Inzwischen hat auch die Südtiroler Tageszeitung die Geschichte aufgegriffen. In der Wochenendausgabe weist Christian Tschurtschenthaler die Kritik zurück. Der Landtagsabgeordnete und ehemalige Brunecker Bürgermeister hat das Projekt am Kronplatz maßgeblich mit vorangetrieben. Er hält den Beitrag “absolut für gerechtfertigt”. Das PMOA sei etwas ganz Besonderes und hebe sich von allen anderen Museen, die auch gern Geld hätten, ab. Das Projekt der Kronplatz AG sei von landesweiter Relevanz und könne gemeinsam mit dem Messner Mountain Museum am Kronplatz einen Mehrwert für das Pustertal und ganz Südtirol schaffen, meint Tschurtschenthaler.

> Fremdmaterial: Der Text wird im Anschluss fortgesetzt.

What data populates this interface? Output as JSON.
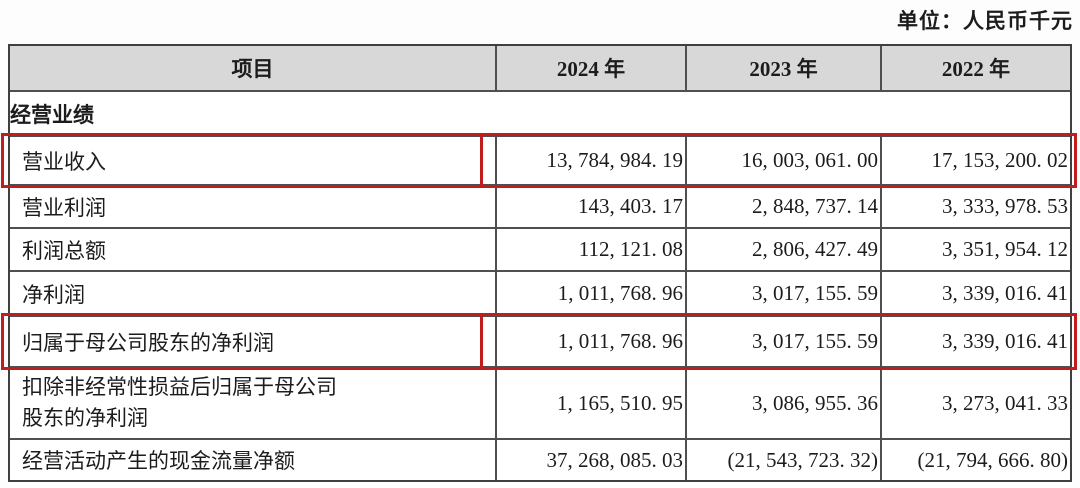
{
  "unit_label": "单位：人民币千元",
  "colors": {
    "highlight_red": "#c01e1e",
    "header_bg": "#d8d8d8",
    "grid_border": "#4f4f4f"
  },
  "table": {
    "columns": [
      "项目",
      "2024 年",
      "2023 年",
      "2022 年"
    ],
    "section_header": "经营业绩",
    "rows": [
      {
        "label": "营业收入",
        "values": [
          "13, 784, 984. 19",
          "16, 003, 061. 00",
          "17, 153, 200. 02"
        ],
        "highlighted": true
      },
      {
        "label": "营业利润",
        "values": [
          "143, 403. 17",
          "2, 848, 737. 14",
          "3, 333, 978. 53"
        ],
        "highlighted": false
      },
      {
        "label": "利润总额",
        "values": [
          "112, 121. 08",
          "2, 806, 427. 49",
          "3, 351, 954. 12"
        ],
        "highlighted": false
      },
      {
        "label": "净利润",
        "values": [
          "1, 011, 768. 96",
          "3, 017, 155. 59",
          "3, 339, 016. 41"
        ],
        "highlighted": false
      },
      {
        "label": "归属于母公司股东的净利润",
        "values": [
          "1, 011, 768. 96",
          "3, 017, 155. 59",
          "3, 339, 016. 41"
        ],
        "highlighted": true
      },
      {
        "label": "扣除非经常性损益后归属于母公司股东的净利润",
        "label_lines": [
          "扣除非经常性损益后归属于母公司",
          "股东的净利润"
        ],
        "values": [
          "1, 165, 510. 95",
          "3, 086, 955. 36",
          "3, 273, 041. 33"
        ],
        "highlighted": false
      },
      {
        "label": "经营活动产生的现金流量净额",
        "values": [
          "37, 268, 085. 03",
          "(21, 543, 723. 32)",
          "(21, 794, 666. 80)"
        ],
        "highlighted": false
      }
    ]
  }
}
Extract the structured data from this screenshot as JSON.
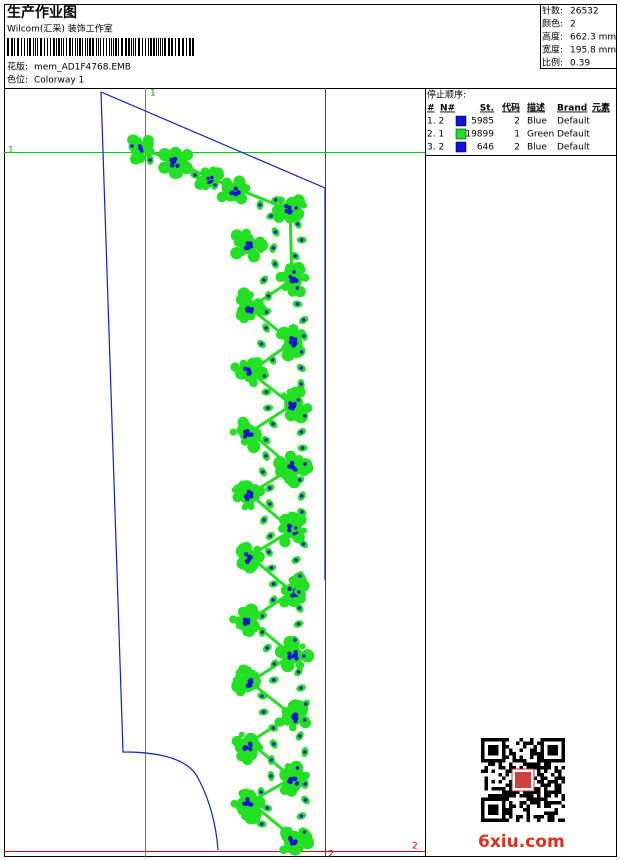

Ein Detail am Rande: Ausgerechnet die Landesregierung weist im Performance-Plan 2017-2019 auf die seit dem Jahr 2010 steigende Zahl an Initiativen hin, neue Museen zu gründen. Vor allem in der Gemeinde Bruneck habe sich in den letzten Jahren “eine hohe Konzentration von größeren musealen Strukturen entwickelt (Landesmuseum für Volkskunde in Dietenheim, Stadtmuseum Bruneck, MMM-Museum im Schloss Bruneck, MMM-Museum am Kronplatz)”, hält man im Performance-Plan, der am 11. April verabschiedet wird, ausdrücklich fest – und vermerkt: “Dadurch entsteht ein gewisser Druck auf die Museumslandschaft und die vorhandenen Ressourcen für Depot und Finanzierung.” Sind die 3 Millionen Euro, die der Landeshauptmann der Kronplatz AG zugesichert hat, also tatsächlich “absolut gerechtfertigt”, wie Christian Tschurtschenthaler sagt? Außerdem bleibt wohl fraglich, ob ein weiteres Museum in einer Gemeinde, in der es ohnehin bereits eine Ballung an Museen gibt, überhaupt wirtschaftlich arbeiten werden kann.